Being around all those milestones has Witt, 35, thinking about one of his own: "I'd like to play in three decades."

Boggs is expected to donate his shoes, hat, batting gloves, and jersey from his 3,000-hit night to the Hall of Fame during the Aug. 22 tribute. Boggs has some bats and other miscellaneous items on display in Cooperstown from other accomplishments, but says this will be different because those are scattered throughout the year-by-year displays. "They've got a wing called the 3,000-hit club," Boggs said, "and I get to move into that wing. It's kind like moving into the west wing of the White House."

It didn't take Mickey Callaway long to get packed when he was sent back to Durham last week. "I've been living out of two suitcases all year," Callaway said. "No problem." Like a number of the Rays' Triple-A players, Callaway "lived" at an extended stay motel in Durham when the Bulls were home, then checked out and packed all of his stuff in his car when the team was on the road. "I've been living in hotels since March," Callaway said.

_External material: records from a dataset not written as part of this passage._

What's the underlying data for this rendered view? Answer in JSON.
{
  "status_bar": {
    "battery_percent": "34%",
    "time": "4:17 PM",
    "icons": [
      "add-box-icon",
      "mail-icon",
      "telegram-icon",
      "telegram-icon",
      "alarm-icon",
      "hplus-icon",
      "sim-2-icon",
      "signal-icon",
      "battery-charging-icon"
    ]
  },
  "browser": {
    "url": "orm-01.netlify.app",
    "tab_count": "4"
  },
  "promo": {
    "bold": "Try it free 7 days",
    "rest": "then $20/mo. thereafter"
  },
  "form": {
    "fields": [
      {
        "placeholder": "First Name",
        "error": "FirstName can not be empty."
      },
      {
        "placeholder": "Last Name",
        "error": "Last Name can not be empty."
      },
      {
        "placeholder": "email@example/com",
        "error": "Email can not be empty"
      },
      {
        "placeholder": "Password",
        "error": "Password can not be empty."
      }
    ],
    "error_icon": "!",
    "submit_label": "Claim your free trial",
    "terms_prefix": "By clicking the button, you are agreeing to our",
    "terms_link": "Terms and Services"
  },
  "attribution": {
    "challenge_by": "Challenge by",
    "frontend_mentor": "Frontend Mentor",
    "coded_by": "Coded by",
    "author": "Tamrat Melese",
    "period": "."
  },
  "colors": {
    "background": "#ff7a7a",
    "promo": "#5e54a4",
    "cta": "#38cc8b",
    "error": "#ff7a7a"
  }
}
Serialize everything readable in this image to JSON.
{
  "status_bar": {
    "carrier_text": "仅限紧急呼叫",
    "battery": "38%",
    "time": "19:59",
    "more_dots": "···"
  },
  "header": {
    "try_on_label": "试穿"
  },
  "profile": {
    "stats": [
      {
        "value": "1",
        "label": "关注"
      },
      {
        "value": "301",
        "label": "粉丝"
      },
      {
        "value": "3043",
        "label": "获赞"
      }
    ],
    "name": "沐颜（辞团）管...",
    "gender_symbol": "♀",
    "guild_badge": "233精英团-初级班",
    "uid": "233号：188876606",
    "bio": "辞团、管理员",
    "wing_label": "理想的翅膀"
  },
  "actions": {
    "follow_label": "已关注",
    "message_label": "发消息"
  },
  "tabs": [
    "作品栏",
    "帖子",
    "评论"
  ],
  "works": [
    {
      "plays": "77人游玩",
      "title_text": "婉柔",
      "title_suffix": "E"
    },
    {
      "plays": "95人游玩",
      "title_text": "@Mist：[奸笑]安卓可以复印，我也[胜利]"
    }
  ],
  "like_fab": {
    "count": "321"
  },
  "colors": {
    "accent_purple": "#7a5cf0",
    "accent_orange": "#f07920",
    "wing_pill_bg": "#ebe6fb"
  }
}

Obviously it was a surprise that Boggs' 3,000th hit was a home run; only 117 of his previous 2,999 hits left the ballpark, less than 4 percent. While power is not among the initiation requirements to join the 3,000-hit club, Boggs ranks in the bottom third in terms of homers, and several of those below him played before the 1930s. Here's a look, from most to least:

Player Hits HRs

Hank Aaron 3,771 755

Willie Mays 3,283 660

Eddie Murray 3,255 504

Stan Musial 3,630 475

Dave Winfield 3,110 465

Carl Yastrzemski 3,419 452

Al Kaline 3,007 399

George Brett 3,154 317

Robin Yount 3,142 251

R. Clemente 3,000 240

Player Hits HRs

Paul Molitor 3,319 239

Pete Rose 4,256 160

Lou Brock 3,023 149

Tony Gwynn 3,008 128

WADE BOGGS 3,003 118

Ty Cobb 4,191 117

Tris Speaker 3,515 117

Paul Waner 3,152 113

Honus Wagner 3,430 101

Rod Carew 3,053 92

Nap Lajoie 3,252 82

Eddie Collins 3,309 47


Fox sports-talker Jim Rome, continuing a weeklong diatribe against Boggs: "Clearly now you see why I was pulling so hard for Tony Gwynn to get to 3,000 first. Yeah, Wade Boggs isn't selfish, but his father is criticizing a manager (Joe Torre) who chose chasing a championship over helping his son plant his flag in the mountain before Tony Gwynn. Guess I was right all along."


Player Injury Exp. return

Jose Canseco, DH back surgery late August

Rick Gorecki, RHP shoulder Uncertain

Cory Lidle, RHP elbow Uncertain

Quinton McCracken, OF knee 2000

Jim Mecir, RHP elbow 2000

Herb Perry, INF muscle strain September

Tony Saunders, LHP broken arm 2000

Kevin Stocker, SS sore knee late August


"The last thing Larry said was, "Have fun with it.' That's the last thing running through your mind is trying to have fun when you've got major-league hitters walking up to the plate."

_ WADE BOGGS, on his Tuesday night relief appearance


3: Games in which the Rays have given up 20 or more hits.

19: Games in which the Rays have given up 10 or more runs.

24: Teams with higher average home attendance than the Rays.